What is PDD?
PDD or pervasive developmental disorder is a behavioral disorder of speech, communication, social interaction, and repetitive type compulsive behavior. Autism is a form of PDD. There are five types of PDD’s. The most commonly encountered are PDD NOS (pervasive developmental disorder not otherwise specified), childhood Autism, and Asperger’s Syndrome. All these “different” conditions have common diagnostic and physiologic features but differ slightly by the specific diagnostic criteria.
What is Autism?
Autism is a complex developmental disability that typically appears during the first three years of lifeand is the result of a neurological disorder that affects the normal functioning of the brain, impacting development in the areas of social interaction and communication skills. Both children and adults with Autism typically show difficulties in verbal and non-verbal communication, social interactions, and leisure or play activities.
Prevalence of Autism
Autism is the most common of the Pervasive Developmental Disorders, affecting an estimated 1 in 150 births (Centers for Disease Control Prevention, 2007). Roughly translated, this means as many as 1.5 million Americans today are believed to have some form of Autism. And this number is on the rise.
Based on statistics from the U.S. Department of Education and other governmental agencies, Autism is growing at a startling rate of 10-17 percent per year. Autism knows no racial, ethnic, or social boundaries; family income levels; lifestyle choices; or educational levels, and can affect any family and any child. And although the overall incidence of Autism is consistent around the globe, it is four times more prevalent in boys than in girls.
Children with Autism usually have a combination of the following symptoms:
- Lack of or delay in spoken language
- Repetitive use of language and/or motor mannerisms (e.g., hand-flapping, twirling objects)
- Little or no eye contact
- Lack of interest in peer relationships
- Lack of spontaneous or make-believe play
- Persistent fixation on parts of objects
What is Asperger’s Syndrome?
What distinguishes Asperger’s Syndrome from Autism is the severity of the symptoms and the absence of language delays. Children with Asperger’s may be only mildly affected and frequently have good language and cognitive skills. To the untrained observer, a child with Asperger’s may seem just like a normal child behaving differently. They may be socially awkward, not understanding of conventional social rules, or show a lack of empathy. They may make limited eye contact, seem to be unengaged in a conversation, and not understand the use of gestures. Many individuals who fall within the category of having Asperger’s Syndrome are often misdiagnosed with ADD, ADHD, Learning Disabilities, Bi-polar, Oppositional Defiant and Emotional Disorders.
One of the major differences between Asperger’s Syndrome and Autism is that, by definition, there is no speech delay in Asperger’s. In fact, children with Asperger’s frequently have good language skills; they simply use language in different ways.
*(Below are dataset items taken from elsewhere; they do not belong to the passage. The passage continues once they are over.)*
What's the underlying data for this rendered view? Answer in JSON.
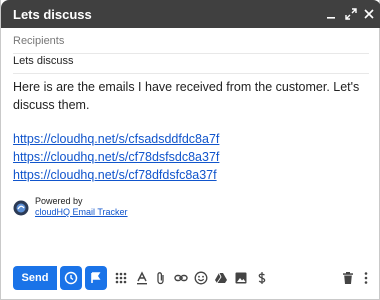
{
  "window": {
    "title": "Lets discuss"
  },
  "fields": {
    "recipients_placeholder": "Recipients",
    "subject": "Lets discuss"
  },
  "body": {
    "text": "Here is are the emails I have received from the customer. Let's discuss them.",
    "links": [
      "https://cloudhq.net/s/cfsadsddfdc8a7f",
      "https://cloudhq.net/s/cf78dsfsdc8a37f",
      "https://cloudhq.net/s/cf78dfdsfc8a37f"
    ]
  },
  "tracker": {
    "powered_by": "Powered by",
    "name": "cloudHQ Email Tracker"
  },
  "toolbar": {
    "send_label": "Send"
  },
  "colors": {
    "titlebar": "#404040",
    "accent": "#1a73e8",
    "link": "#1155cc"
  },
  "icons": [
    "minimize-icon",
    "expand-icon",
    "close-icon",
    "schedule-icon",
    "tracker-icon",
    "dots-grid-icon",
    "text-format-icon",
    "attach-icon",
    "link-icon",
    "emoji-icon",
    "drive-icon",
    "photo-icon",
    "dollar-icon",
    "trash-icon",
    "more-options-icon"
  ]
}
Speech patterns may be unusual, lack inflection, or have a rhythmic nature or it may be formal, but too loud or high pitched. Children with Asperger’s may not understand the subtleties of language, such as irony and humor, or they may not recognize the give-and-take nature of a conversation.
Another distinction between Asperger’s Syndrome and Autism concerns cognitive ability. While some individuals with Autism experience mental retardation, by definition a person with Asperger’s cannot possess a “clinically significant” cognitive delay, and most possess average to above-average intelligence.
Children with Autism are frequently seen as aloof and uninterested in others. This is not the case with Asperger’s Disorder. Individuals with Asperger’s Disorder usually want to fit in and have interaction with others; they simply don’t know how to do it.
Children with AS usually have a combination of the following symptoms:
- Above average memory skills
- Average or above average vocabulary skills
- Awkward, repetitive gestures, body postures or facial expressions
- Below average handwriting
- Difficulty understanding their feelings
- Extreme difficulty with peer relationships and social situations
- Inability to be empathetic
- Inability to read non-verbal social cues and other people’s feelings
- Inability to sense other people’s needs for personal space
- Late development of motor skills or a lack of physical coordination
- Obsessive interest in one topic which they may talk about excessively
- Strong attachment to routine
- Strong aversion to change or spontaneity
- Unusual sensitivity to sound, light, or touch
- Unusual speech patterns with regard to tone, pitch, or accents
Prevalence of Asperger’s Syndrome
Because Asperger’s syndrome has been diagnosed in the United States only recently, it is unclear how many people have the disorder. Some studies indicate that 2 out of every 10,000 children have AS in the United States. Other studies indicate that as many as 3-4 of every 1000 children have this condition. Asperger’s syndrome affects boys more often than girls, and siblings of children with the disorder are at increased risk.
Autism Society of America Chapters
For parents looking for more support, ASA chapters are a great resource. ASA has chapters in nearly every state reaching out to individuals with autism and their families with information, support, and encouragement.
ASA is the home of the Autism Awareness Puzzle Ribbon, one of the most recognizable cause-related symbols, and founded National Autism Awareness Month, which helps focus attention on autism in April of every year.